Aside from voice control, there will be touch features built into the hardware, which boil down to tap playback control.

What the HomePod can't do

Come launch time, there are some key features that the HomePod is missing. For one, despite it basically being a Bluetooth speaker, it can't act as a Bluetooth speaker — AirPlay only. So if you want to listen to tunes on your HomePod, but you're without Wi-Fi, you're S.O.L.

For another, AirPlay 2 isn't ready yet, which is needed for multi-room audio and stereo pairing (which all of its top competition can do). It's slated to show up later in the year with a software update, but for now, if you grab two HomePods, they'll be quite separate from one another. You also won't be able to set Spotify, Pandora, or any other music services as your default (like Alexa's "Skills" or Google Home lets you).

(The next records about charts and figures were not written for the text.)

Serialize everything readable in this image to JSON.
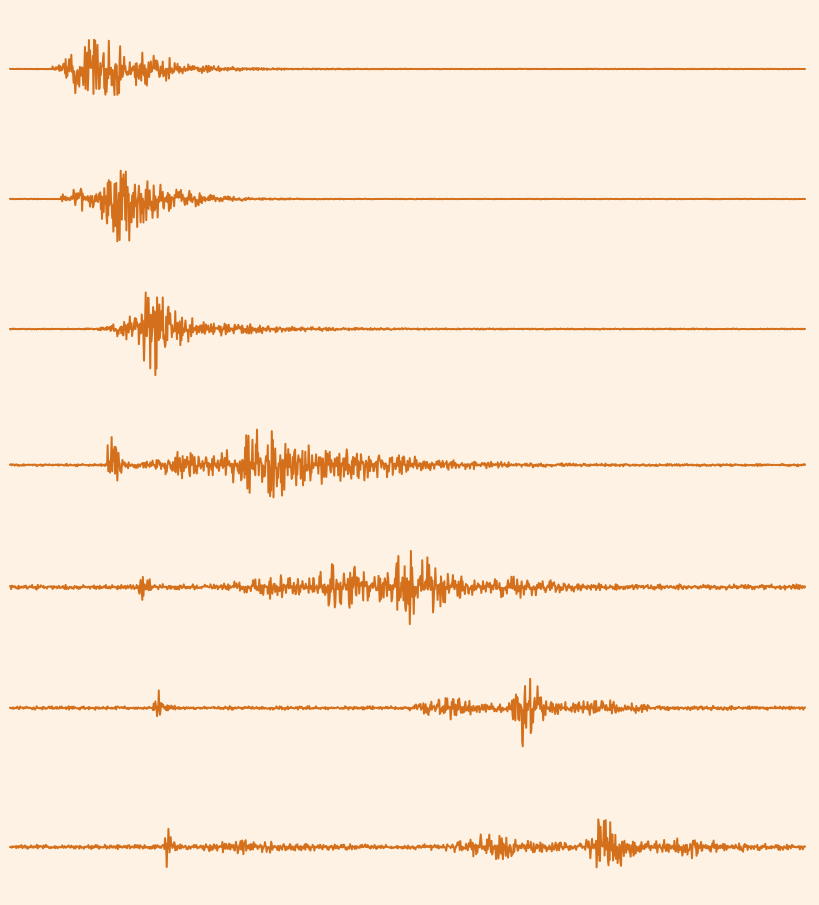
{
  "colors": {
    "background": "#fdf2e3",
    "trace": "#d4701c"
  },
  "chart_data": {
    "type": "line",
    "title": "",
    "xlabel": "",
    "ylabel": "",
    "grid": false,
    "legend": "none",
    "xlim": [
      0,
      1
    ],
    "series": [
      {
        "onset": 0.053,
        "noise": 0.3,
        "envelopes": [
          {
            "center": 0.105,
            "width": 0.04,
            "amp": 44,
            "freq": 1.0
          },
          {
            "center": 0.17,
            "width": 0.06,
            "amp": 14,
            "freq": 0.9
          }
        ]
      },
      {
        "onset": 0.063,
        "noise": 0.3,
        "envelopes": [
          {
            "center": 0.145,
            "width": 0.035,
            "amp": 48,
            "freq": 1.0
          },
          {
            "center": 0.09,
            "width": 0.03,
            "amp": 14,
            "freq": 0.9
          },
          {
            "center": 0.2,
            "width": 0.05,
            "amp": 9,
            "freq": 0.9
          }
        ]
      },
      {
        "onset": 0.082,
        "noise": 0.5,
        "envelopes": [
          {
            "center": 0.185,
            "width": 0.03,
            "amp": 42,
            "freq": 1.0
          },
          {
            "center": 0.16,
            "width": 0.04,
            "amp": 13,
            "freq": 0.8
          },
          {
            "center": 0.3,
            "width": 0.1,
            "amp": 4,
            "freq": 0.9
          }
        ]
      },
      {
        "onset": 0.122,
        "noise": 1.2,
        "envelopes": [
          {
            "center": 0.128,
            "width": 0.008,
            "amp": 42,
            "freq": 1.0
          },
          {
            "center": 0.33,
            "width": 0.065,
            "amp": 40,
            "freq": 0.8
          },
          {
            "center": 0.46,
            "width": 0.09,
            "amp": 12,
            "freq": 0.7
          },
          {
            "center": 0.22,
            "width": 0.05,
            "amp": 14,
            "freq": 0.9
          }
        ]
      },
      {
        "onset": 0.162,
        "noise": 2.6,
        "envelopes": [
          {
            "center": 0.167,
            "width": 0.006,
            "amp": 40,
            "freq": 1.0
          },
          {
            "center": 0.51,
            "width": 0.04,
            "amp": 40,
            "freq": 0.8
          },
          {
            "center": 0.42,
            "width": 0.05,
            "amp": 22,
            "freq": 0.8
          },
          {
            "center": 0.33,
            "width": 0.06,
            "amp": 12,
            "freq": 0.8
          },
          {
            "center": 0.64,
            "width": 0.06,
            "amp": 8,
            "freq": 0.7
          }
        ]
      },
      {
        "onset": 0.18,
        "noise": 1.8,
        "envelopes": [
          {
            "center": 0.186,
            "width": 0.007,
            "amp": 22,
            "freq": 1.0
          },
          {
            "center": 0.65,
            "width": 0.02,
            "amp": 44,
            "freq": 0.85
          },
          {
            "center": 0.56,
            "width": 0.05,
            "amp": 12,
            "freq": 0.6
          },
          {
            "center": 0.75,
            "width": 0.05,
            "amp": 7,
            "freq": 0.8
          }
        ]
      },
      {
        "onset": 0.193,
        "noise": 2.4,
        "envelopes": [
          {
            "center": 0.198,
            "width": 0.006,
            "amp": 24,
            "freq": 1.0
          },
          {
            "center": 0.75,
            "width": 0.022,
            "amp": 48,
            "freq": 0.85
          },
          {
            "center": 0.61,
            "width": 0.06,
            "amp": 13,
            "freq": 0.6
          },
          {
            "center": 0.3,
            "width": 0.06,
            "amp": 6,
            "freq": 0.8
          },
          {
            "center": 0.86,
            "width": 0.05,
            "amp": 9,
            "freq": 0.8
          }
        ]
      }
    ]
  }
}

It can't do anything Siri can't do, which means it's missing a lot of the third-party app integration that Amazon Echo and Google Home are known for.

You can only use one iPhone to set up the HomePod right now, which means only one user's account/Siri can be supported at a time. There is no voice registration at the moment, so anyone can use Siri, but not everyone can hook up their individual Apple music libraries (though you can AirPlay them so long as you set it up that way).

Are you buying in or waiting for more features?

Will you be one of the first to buy the HomePod or will you wait and see if more features are added before dropping $349? Sound off in the comments below!

Mick Symons

Mick is a staff writer who's as frugal as they come, so he always does extensive research (much to the exhaustion of his wife) before making a purchase. If it's not worth the price, Mick ain't buying.

  • I'm going to wait for multiple account support. I want to be able to access my playlists and my wife will want to access hers.
  • Exactly. I'm waiting for proper multi-user support that enables individual access to personal Apple Music accounts via voice command. When Apple adds that, I'm in. In the meantime, I'll happily wait.
  • @ 350$ it does way less than the competition like way less
  • You're paying for the speaker quality, as well as the assistant side.
  • For $499AUD, even as an Apple enthusiast why would I buy HomePod over (say) a Sonos home theatre system with extra Sonos Ones around the house? Especially when I can use my iPhone, Apple TV and Apple Watch to control HomeKit devices?
  • I bought some Echo Dots during the holidays because I could use my hotel points to do so (and I rarely every use them for hotel stays). I thought it would be a nice way to make intercom calls to parts of the house I'd rather not yell loud enough to be heard. I rarely use it for that. I do love that it can pull in my local radio stations, my NBA game audio feeds (and I'm assuming that MLB will work the same way) and music (Pandora and Amazon). I only have two smart home devices and I rarely ever use Siri or Alexa control them. So, while I'm sure that the HomePod is likely worth the money I just don't see the use for it in my life when Alexa does more (that I am interested in) than what the HomePod can.
  • I’m with you. If the HomePod had 3rd party app support, I’d be all over it.
  • Even when Apple adds AirPlay 2 support, if Sonos follows through on their promise to also add it, the HomePod will still be way behind. They need to allow multiple users and multiple services of the same kind to even gain parity with the competition. Then the speaker quality can really shine. Until then it’s just half-baked, and I always recommend buying a product for what it does, not what it promises to do in the future.